We do not sell your personal information. However, we share data with trusted service providers who help us operate:

• Squarespace: Our website platform. Squarespace processes data under our instructions (they act as a data processor).

• Payment processors: We use Stripe and PayPal to handle deposits. They process your payment details under their own privacy policies, and we only receive limited transaction data (like last four card digits) as noted above.

• Email/marketing services: Any email newsletters are sent via a third-party mailing service (e.g. Mailchimp), which processes subscriber data on our behalf.

• Analytics providers: We may use analytics tools (such as Google Analytics) to monitor site usage. These services may receive anonymized usage data.

• Legal and tax partners: Where required by law (e.g. tax authorities) or to enforce our legal rights, we may disclose data to government or legal entities.

We list categories of third parties we share with to be transparent. In all cases, we ensure our partners are GDPR-compliant and provide adequate security.
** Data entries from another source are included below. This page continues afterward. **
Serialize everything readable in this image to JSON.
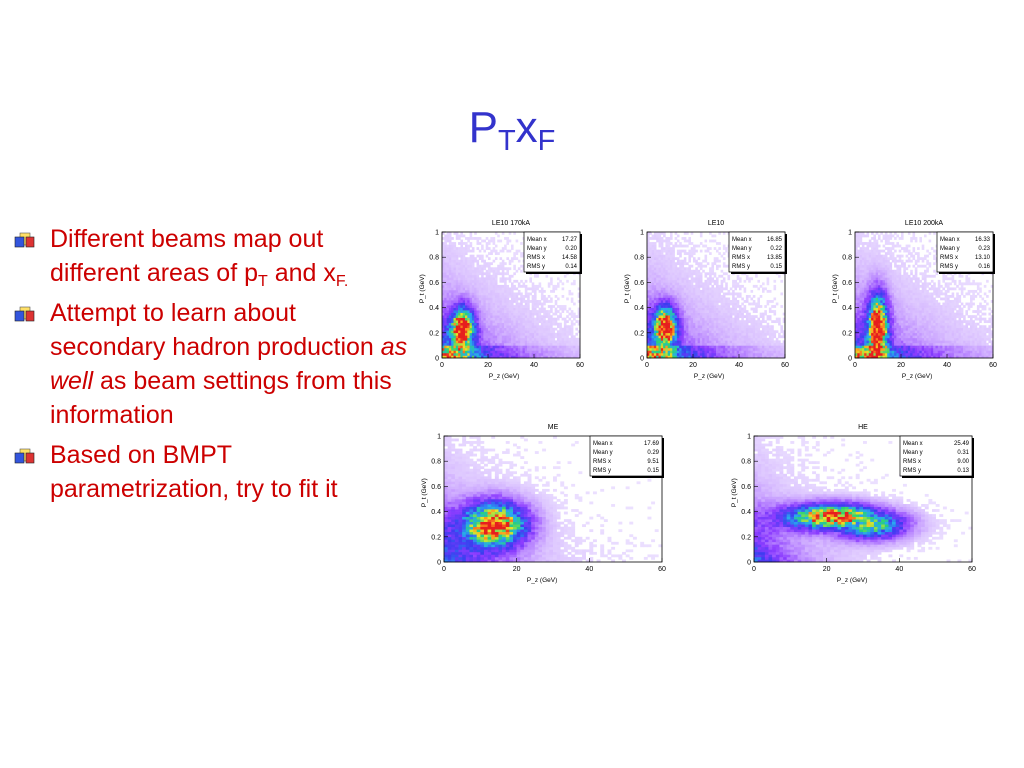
{
  "slide": {
    "title_main": "P",
    "title_sub1": "T",
    "title_x": "x",
    "title_sub2": "F"
  },
  "bullets": [
    {
      "text_a": "Different beams map out different areas of p",
      "sub_a": "T",
      "text_b": " and x",
      "sub_b": "F."
    },
    {
      "text_a": "Attempt to learn about secondary hadron production ",
      "em": "as well",
      "text_b": " as beam settings from this information"
    },
    {
      "text_a": "Based on BMPT parametrization, try to fit it"
    }
  ],
  "colors": {
    "title": "#3333cc",
    "bullet_text": "#cc0000"
  },
  "chart_data": [
    {
      "type": "heatmap",
      "title": "LE10 170kA",
      "xlabel": "P_z (GeV)",
      "ylabel": "P_t (GeV)",
      "xlim": [
        0,
        60
      ],
      "ylim": [
        0,
        1
      ],
      "x_ticks": [
        "0",
        "20",
        "40",
        "60"
      ],
      "y_ticks": [
        "0",
        "0.2",
        "0.4",
        "0.6",
        "0.8",
        "1"
      ],
      "peak": {
        "x": 9,
        "y": 0.24
      },
      "stats": [
        {
          "label": "Mean x",
          "value": "17.27"
        },
        {
          "label": "Mean y",
          "value": "0.20"
        },
        {
          "label": "RMS x",
          "value": "14.58"
        },
        {
          "label": "RMS y",
          "value": "0.14"
        }
      ]
    },
    {
      "type": "heatmap",
      "title": "LE10",
      "xlabel": "P_z (GeV)",
      "ylabel": "P_t (GeV)",
      "xlim": [
        0,
        60
      ],
      "ylim": [
        0,
        1
      ],
      "x_ticks": [
        "0",
        "20",
        "40",
        "60"
      ],
      "y_ticks": [
        "0",
        "0.2",
        "0.4",
        "0.6",
        "0.8",
        "1"
      ],
      "peak": {
        "x": 8,
        "y": 0.25
      },
      "stats": [
        {
          "label": "Mean x",
          "value": "16.85"
        },
        {
          "label": "Mean y",
          "value": "0.22"
        },
        {
          "label": "RMS x",
          "value": "13.85"
        },
        {
          "label": "RMS y",
          "value": "0.15"
        }
      ]
    },
    {
      "type": "heatmap",
      "title": "LE10 200kA",
      "xlabel": "P_z (GeV)",
      "ylabel": "P_t (GeV)",
      "xlim": [
        0,
        60
      ],
      "ylim": [
        0,
        1
      ],
      "x_ticks": [
        "0",
        "20",
        "40",
        "60"
      ],
      "y_ticks": [
        "0",
        "0.2",
        "0.4",
        "0.6",
        "0.8",
        "1"
      ],
      "peak": {
        "x": 10,
        "y": 0.26
      },
      "stats": [
        {
          "label": "Mean x",
          "value": "16.33"
        },
        {
          "label": "Mean y",
          "value": "0.23"
        },
        {
          "label": "RMS x",
          "value": "13.10"
        },
        {
          "label": "RMS y",
          "value": "0.16"
        }
      ]
    },
    {
      "type": "heatmap",
      "title": "ME",
      "xlabel": "P_z (GeV)",
      "ylabel": "P_t (GeV)",
      "xlim": [
        0,
        60
      ],
      "ylim": [
        0,
        1
      ],
      "x_ticks": [
        "0",
        "20",
        "40",
        "60"
      ],
      "y_ticks": [
        "0",
        "0.2",
        "0.4",
        "0.6",
        "0.8",
        "1"
      ],
      "peak": {
        "x": 14,
        "y": 0.3
      },
      "stats": [
        {
          "label": "Mean x",
          "value": "17.69"
        },
        {
          "label": "Mean y",
          "value": "0.29"
        },
        {
          "label": "RMS x",
          "value": "9.51"
        },
        {
          "label": "RMS y",
          "value": "0.15"
        }
      ]
    },
    {
      "type": "heatmap",
      "title": "HE",
      "xlabel": "P_z (GeV)",
      "ylabel": "P_t (GeV)",
      "xlim": [
        0,
        60
      ],
      "ylim": [
        0,
        1
      ],
      "x_ticks": [
        "0",
        "20",
        "40",
        "60"
      ],
      "y_ticks": [
        "0",
        "0.2",
        "0.4",
        "0.6",
        "0.8",
        "1"
      ],
      "peak": {
        "x": 22,
        "y": 0.36
      },
      "stats": [
        {
          "label": "Mean x",
          "value": "25.49"
        },
        {
          "label": "Mean y",
          "value": "0.31"
        },
        {
          "label": "RMS x",
          "value": "9.00"
        },
        {
          "label": "RMS y",
          "value": "0.13"
        }
      ]
    }
  ]
}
International Data Transfers

The Dock is based in London (UK), but our website and services may involve servers outside the UK/EU (e.g. Squarespace or payment servers in the US). When transferring data internationally, we rely on legal safeguards: either UK Government adequacy decisions or standard contractual clauses as required by UK GDPR. We take steps to ensure your personal data is protected according to UK/EU standards.

Data Retention

We retain your personal data only for as long as necessary to fulfill the purposes above or as required by law. For example, we may keep booking and payment information for several years for accounting and legal reasons, then we delete or anonymize it. You can ask us for details about retention periods.

Data Security

We implement technical and organizational measures to protect your data. This includes secure data storage, encrypted connections (TLS/SSL) on the website, and compliance with standards like PCI-DSS for payment data. We review our security practices regularly and train our staff on data protection. If you suspect any data breach, please contact us immediately.

Your Rights

Under UK GDPR, you have rights regarding your personal data. These include the right to:

• Access the personal data we hold about you.

• Correct any inaccuracies in your information.

• Erase your data (in certain circumstances).

• Restrict or object to our processing of your data (e.g. for marketing).

• Portability: Receive a copy of your data in a standard format.

• Withdraw consent at any time (if processing was based on consent).
  
  

We will respond to any such request in accordance with the law. Notably, if you have consented to marketing, you can withdraw it as easily as you gave it. You also have the right to complain to the UK data protection authority (the ICO) if you believe our processing violates your rights.

Email Marketing Communications

We respect your inbox. We send marketing or promotional emails only to those who have opted in, or under the soft opt-in rule for existing customers. Each email will clearly identify The Dock as the sender and include an easy unsubscribe link. You can also object to direct marketing and we will stop such communications promptly.

Children’s Privacy

Our services are not directed at children. Under UK law, only children age 13 or older can give legal consent for online data processing. We do not knowingly collect personal data from anyone under 13 without parental consent. If we become aware that we have inadvertently collected data from a child under 13, we will delete it immediately. If you are under 18, please obtain consent from a parent or guardian before providing us with personal information.

Contact Us

If you have any questions about this Privacy Policy or our data practices, please contact us via the Bookings/Enquiry form on our website. The Dock (London, UK) is the data controller responsible for your information. 

We take your privacy seriously and continually review our policies to comply with the latest regulations. By using our website or providing us with personal data, you agree to the terms of this Privacy Policy and our use of cookies. You should check this page periodically for updates.